I don’t know if growing up is the right word. Besides the off-kilter stories about childhood and the teenage angst that tinges some of their songs, there’s never been anything especially precocious about Hop Along’s music. But they’re growing up, Quinlan says, a selfless kind of growth that she hopes is evident on “Bark Your Head Off, Dog.”

“Everybody just really stepped forward in the ideas they brought to the table,” she says. “We were all present for the songs rather than for our own styles – we didn’t really think about that.”

Quinlan speaks plainly about her own expectations. She says she cried when she turned 20 and wasn’t a recognized artist yet. (At 31, she’s more comfortable in her trajectory.) She used to envy her friends who were more prolific songwriters for churning out gem after gem. (Now, she’s traded jealousy for appreciation.) “I would lose my mind” she says of working that fast. “I would absolutely lose my mind.”

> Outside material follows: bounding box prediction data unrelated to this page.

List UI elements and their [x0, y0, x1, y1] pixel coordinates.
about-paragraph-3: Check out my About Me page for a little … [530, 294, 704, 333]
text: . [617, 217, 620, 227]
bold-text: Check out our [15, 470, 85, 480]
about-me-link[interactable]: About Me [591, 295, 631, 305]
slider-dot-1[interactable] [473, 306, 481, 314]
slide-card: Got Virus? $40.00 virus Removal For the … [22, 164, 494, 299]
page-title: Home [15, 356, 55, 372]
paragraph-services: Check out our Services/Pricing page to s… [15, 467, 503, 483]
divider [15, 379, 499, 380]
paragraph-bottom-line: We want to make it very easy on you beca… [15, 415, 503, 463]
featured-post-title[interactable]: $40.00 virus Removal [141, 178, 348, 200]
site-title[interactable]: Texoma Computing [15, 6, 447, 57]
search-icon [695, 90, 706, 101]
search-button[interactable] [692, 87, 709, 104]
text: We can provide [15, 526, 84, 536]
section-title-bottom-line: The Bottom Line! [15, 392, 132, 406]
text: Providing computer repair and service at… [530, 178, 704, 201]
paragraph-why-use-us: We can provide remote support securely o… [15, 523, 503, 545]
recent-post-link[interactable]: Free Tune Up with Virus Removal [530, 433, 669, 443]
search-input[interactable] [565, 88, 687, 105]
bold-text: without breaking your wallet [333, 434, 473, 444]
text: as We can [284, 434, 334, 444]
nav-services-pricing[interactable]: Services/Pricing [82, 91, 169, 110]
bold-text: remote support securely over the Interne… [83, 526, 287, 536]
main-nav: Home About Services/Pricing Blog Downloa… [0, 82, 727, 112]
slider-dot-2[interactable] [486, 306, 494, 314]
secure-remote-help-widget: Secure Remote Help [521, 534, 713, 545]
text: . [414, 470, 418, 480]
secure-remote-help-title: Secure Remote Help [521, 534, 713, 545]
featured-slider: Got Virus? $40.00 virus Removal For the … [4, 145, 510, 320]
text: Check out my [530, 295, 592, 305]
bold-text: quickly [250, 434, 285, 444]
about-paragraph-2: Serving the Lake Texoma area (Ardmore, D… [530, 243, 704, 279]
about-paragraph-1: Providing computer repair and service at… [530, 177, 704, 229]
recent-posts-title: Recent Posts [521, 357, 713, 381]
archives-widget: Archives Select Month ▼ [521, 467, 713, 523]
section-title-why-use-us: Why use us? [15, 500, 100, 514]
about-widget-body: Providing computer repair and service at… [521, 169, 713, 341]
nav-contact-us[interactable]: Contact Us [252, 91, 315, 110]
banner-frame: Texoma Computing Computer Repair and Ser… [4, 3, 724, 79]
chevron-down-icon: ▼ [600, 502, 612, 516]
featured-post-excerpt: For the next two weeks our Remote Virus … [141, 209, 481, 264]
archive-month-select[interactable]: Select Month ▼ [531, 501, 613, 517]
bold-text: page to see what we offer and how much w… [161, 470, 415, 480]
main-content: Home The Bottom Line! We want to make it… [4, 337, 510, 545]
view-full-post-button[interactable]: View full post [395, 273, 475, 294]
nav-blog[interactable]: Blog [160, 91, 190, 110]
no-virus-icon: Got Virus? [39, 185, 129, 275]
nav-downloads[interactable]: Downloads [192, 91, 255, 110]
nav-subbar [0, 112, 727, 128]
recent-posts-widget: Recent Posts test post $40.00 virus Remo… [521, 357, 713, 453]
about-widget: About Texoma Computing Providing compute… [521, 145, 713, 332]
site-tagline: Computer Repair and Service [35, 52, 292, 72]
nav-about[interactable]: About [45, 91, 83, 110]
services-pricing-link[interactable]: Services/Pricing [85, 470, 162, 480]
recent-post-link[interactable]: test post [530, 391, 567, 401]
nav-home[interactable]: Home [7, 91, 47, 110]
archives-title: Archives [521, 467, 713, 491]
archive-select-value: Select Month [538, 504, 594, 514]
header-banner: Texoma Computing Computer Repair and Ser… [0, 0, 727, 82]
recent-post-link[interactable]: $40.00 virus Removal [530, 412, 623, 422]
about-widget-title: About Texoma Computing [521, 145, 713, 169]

Quinlan says the new album isn’t lyrically cohesive. Like Hop Along’s past records, the songs tell individual stories, many of which reflect back on personal issues and younger days. (“I don’t think I’ll ever be able to get away from writing about family or childhood. [On this album] I tried to branch out and talk about the world a little bit, but by default I live in my head. I tend to dwell on things.”)

I end up asking about her voice, after all. She says she pushed herself to do something different with her vocals on this record – even if that meant abandoning her signature rasp-to-whisper wail. It’s fun, she says, to shock the listener “with the very sound of you” and then drop down to a soft hush.

“But I really didn’t want to scream on this record,” she says.

Sometimes, it’s just about growing for the sake of growing. On “How Simple,” the first released single from the new record, Quinlan loops a single melancholy line over and over: “Don’t worry,” she sings. “We will both find out, just not together.”

For Hop Along, it looks like they’re finding out together after all.